Published On: Tue, Feb 13th, 2018

Lent 2018 fasting: Why give up meat or alcohol for Lent? 

Catholics practice various acts of penitence and spiritual self-discipline during the 46 days leading up to Easter.

One of those disciplines is for Catholics under the age of 14 and until death to abstain from meat on Fridays during Lent in honour of the Passion of Jesus on Good Friday.

This law is more lenient compared to centuries ago, when Catholics had to avoid consuming meat on all Wednesdays, Fridays and Saturdays during Lent.

The rule was relaxed in 1966, with the blessing of Pope Paul VI, so meat would only be prohibited on Ash Wednesday, Good Friday and all Fridays of the Lenten season.

Catholics are obligated to observe this fast as a minimum, but they can make stricter rules for themselves if they wish.

The reason for Catholics to abstain from eating meat on Fridays is to remind them that Jesus died on Friday and he gave up his body (his flesh) and for Catholics to attain greater communion with Christ, they refrain from consuming flesh.

There are exceptions for people who are ill, pregnant or breast-feeding mothers.

Meat has been singled out to abstain from, because it is associated with celebrations and feasts, however there are varying definitions over what is defined as abstinence from meat.

In some regions of the world, Catholics abstain from all meat and all animals products, whereas others make exceptions for fish.

Many people choose to give something up during this special religious period, and giving up alcohol is a popular practice.

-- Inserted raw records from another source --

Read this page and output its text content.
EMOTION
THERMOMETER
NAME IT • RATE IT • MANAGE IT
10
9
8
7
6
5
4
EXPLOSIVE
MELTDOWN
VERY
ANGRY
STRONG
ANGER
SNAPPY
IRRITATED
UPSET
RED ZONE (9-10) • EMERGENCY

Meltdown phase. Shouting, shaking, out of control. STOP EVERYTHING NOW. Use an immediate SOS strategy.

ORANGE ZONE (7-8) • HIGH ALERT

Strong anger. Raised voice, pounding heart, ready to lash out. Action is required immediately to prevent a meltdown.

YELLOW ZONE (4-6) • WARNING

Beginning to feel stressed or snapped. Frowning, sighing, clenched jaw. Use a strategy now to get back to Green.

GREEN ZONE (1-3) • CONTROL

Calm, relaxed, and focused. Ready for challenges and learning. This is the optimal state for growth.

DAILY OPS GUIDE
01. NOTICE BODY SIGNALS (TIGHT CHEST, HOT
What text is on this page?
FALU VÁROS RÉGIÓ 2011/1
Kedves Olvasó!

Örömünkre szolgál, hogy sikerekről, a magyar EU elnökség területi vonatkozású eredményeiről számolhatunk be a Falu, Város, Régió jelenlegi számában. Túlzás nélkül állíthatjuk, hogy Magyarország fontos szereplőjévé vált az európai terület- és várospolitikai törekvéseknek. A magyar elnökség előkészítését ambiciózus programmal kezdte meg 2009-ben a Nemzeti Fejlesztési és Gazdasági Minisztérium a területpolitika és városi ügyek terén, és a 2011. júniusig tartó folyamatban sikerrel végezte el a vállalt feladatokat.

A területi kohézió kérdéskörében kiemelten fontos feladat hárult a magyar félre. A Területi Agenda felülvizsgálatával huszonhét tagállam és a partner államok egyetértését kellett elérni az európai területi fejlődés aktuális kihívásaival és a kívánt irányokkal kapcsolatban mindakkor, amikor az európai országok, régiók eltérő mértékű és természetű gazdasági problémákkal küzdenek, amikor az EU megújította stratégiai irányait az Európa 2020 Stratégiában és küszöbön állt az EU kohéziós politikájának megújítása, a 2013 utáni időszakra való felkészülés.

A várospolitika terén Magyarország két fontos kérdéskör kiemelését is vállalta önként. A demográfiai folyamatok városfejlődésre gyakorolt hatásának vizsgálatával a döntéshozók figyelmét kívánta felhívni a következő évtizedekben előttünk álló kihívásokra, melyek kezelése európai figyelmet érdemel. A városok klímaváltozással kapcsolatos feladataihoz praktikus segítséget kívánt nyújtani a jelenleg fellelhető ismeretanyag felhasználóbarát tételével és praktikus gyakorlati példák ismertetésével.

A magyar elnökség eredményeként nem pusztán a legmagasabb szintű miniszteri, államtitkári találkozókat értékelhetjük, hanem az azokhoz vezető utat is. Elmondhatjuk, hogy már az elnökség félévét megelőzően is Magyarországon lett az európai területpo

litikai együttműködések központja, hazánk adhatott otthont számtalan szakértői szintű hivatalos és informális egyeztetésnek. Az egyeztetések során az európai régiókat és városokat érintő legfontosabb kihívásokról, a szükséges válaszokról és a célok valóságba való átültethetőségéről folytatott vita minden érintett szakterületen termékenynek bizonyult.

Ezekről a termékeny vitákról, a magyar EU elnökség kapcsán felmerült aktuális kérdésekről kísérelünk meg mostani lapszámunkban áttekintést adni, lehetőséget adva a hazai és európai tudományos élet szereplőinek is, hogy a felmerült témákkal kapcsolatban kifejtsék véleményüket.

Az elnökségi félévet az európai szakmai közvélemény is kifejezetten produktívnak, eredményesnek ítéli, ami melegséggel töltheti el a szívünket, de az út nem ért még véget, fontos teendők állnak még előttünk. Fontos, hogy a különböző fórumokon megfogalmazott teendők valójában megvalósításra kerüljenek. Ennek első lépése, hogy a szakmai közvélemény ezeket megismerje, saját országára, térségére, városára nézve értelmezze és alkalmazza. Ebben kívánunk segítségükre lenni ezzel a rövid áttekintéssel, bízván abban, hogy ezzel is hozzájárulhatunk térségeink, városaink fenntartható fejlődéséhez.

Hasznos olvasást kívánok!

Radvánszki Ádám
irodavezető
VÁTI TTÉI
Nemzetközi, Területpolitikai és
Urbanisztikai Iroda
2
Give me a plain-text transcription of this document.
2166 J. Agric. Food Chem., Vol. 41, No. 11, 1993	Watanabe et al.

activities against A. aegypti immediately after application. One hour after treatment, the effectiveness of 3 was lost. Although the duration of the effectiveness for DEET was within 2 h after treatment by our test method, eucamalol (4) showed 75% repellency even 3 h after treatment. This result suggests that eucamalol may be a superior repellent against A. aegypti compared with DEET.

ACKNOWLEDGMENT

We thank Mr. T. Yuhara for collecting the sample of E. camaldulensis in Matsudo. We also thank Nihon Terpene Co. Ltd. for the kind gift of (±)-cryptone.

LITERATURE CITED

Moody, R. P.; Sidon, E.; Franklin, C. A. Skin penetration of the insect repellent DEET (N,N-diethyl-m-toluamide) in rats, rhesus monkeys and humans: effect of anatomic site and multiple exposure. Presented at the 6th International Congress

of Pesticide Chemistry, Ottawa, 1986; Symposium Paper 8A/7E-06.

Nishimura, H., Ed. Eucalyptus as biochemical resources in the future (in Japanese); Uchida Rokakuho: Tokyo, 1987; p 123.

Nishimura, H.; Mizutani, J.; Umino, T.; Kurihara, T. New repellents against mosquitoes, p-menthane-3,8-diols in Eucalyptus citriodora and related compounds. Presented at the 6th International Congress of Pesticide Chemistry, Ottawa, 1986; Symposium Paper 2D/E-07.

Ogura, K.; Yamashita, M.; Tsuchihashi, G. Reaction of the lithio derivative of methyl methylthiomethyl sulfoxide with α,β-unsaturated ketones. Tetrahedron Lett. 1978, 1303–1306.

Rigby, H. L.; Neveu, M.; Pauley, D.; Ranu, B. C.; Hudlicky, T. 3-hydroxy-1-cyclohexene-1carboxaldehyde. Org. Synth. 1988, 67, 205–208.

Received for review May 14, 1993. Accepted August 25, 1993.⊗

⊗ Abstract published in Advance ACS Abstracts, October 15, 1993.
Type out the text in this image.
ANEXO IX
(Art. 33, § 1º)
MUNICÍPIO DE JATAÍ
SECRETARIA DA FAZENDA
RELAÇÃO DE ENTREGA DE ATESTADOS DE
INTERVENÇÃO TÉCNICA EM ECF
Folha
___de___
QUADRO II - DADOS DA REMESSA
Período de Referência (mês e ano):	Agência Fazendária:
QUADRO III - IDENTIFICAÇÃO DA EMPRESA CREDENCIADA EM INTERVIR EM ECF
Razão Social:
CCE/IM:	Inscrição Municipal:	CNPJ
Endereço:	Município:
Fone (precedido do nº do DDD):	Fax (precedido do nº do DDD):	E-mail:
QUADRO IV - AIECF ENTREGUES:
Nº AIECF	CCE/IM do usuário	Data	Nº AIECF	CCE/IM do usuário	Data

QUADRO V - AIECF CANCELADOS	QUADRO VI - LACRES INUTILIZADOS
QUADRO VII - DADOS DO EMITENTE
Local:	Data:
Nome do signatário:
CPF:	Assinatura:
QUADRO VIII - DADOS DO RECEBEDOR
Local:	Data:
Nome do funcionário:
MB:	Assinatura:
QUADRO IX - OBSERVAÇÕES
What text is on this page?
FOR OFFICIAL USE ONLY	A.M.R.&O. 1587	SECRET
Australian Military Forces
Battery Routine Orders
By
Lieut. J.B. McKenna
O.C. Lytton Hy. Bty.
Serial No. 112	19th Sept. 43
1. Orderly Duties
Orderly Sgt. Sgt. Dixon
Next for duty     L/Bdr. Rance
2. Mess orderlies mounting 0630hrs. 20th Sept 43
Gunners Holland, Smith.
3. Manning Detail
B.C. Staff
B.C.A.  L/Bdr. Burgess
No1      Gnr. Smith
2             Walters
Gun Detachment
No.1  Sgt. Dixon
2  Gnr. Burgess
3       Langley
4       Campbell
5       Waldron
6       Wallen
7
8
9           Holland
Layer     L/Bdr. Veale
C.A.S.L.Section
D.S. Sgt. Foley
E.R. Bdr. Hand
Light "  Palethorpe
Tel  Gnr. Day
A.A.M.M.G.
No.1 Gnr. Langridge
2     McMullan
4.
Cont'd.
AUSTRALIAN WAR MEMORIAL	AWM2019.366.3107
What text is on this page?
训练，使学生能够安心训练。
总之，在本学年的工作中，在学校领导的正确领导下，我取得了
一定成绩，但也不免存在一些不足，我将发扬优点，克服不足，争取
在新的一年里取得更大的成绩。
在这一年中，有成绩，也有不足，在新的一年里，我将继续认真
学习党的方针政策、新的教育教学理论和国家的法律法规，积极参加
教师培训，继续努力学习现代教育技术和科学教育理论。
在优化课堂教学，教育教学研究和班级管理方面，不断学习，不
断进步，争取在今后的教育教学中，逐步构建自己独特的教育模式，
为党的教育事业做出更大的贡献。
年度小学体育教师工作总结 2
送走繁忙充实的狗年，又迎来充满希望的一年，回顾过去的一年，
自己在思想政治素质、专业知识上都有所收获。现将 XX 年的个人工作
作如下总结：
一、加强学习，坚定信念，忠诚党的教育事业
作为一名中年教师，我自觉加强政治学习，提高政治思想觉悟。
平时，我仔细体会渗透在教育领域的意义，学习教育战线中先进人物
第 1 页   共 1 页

During Lent, many Christians commit to fasting for the 40 days, not including Sundays, between Ash Wednesday and Holy Thursday.

Fasting means only having one full meal and two smaller meals, fasting is obligatory on Ash Wednesday and Good Friday and for Catholics between the age of 18 and 59. 

The fast is broken by eating meals and by drinks which could be considered food, such as milkshakes.  

Alcoholic beverages do not break the fast, however they seem to be contrary to the spirit of doing penance.

However, Christians and Catholics may choose to give up the vice of drinking alcohol as it does not adhere to the values of Lent of prayer, penance, repentance and self-denial.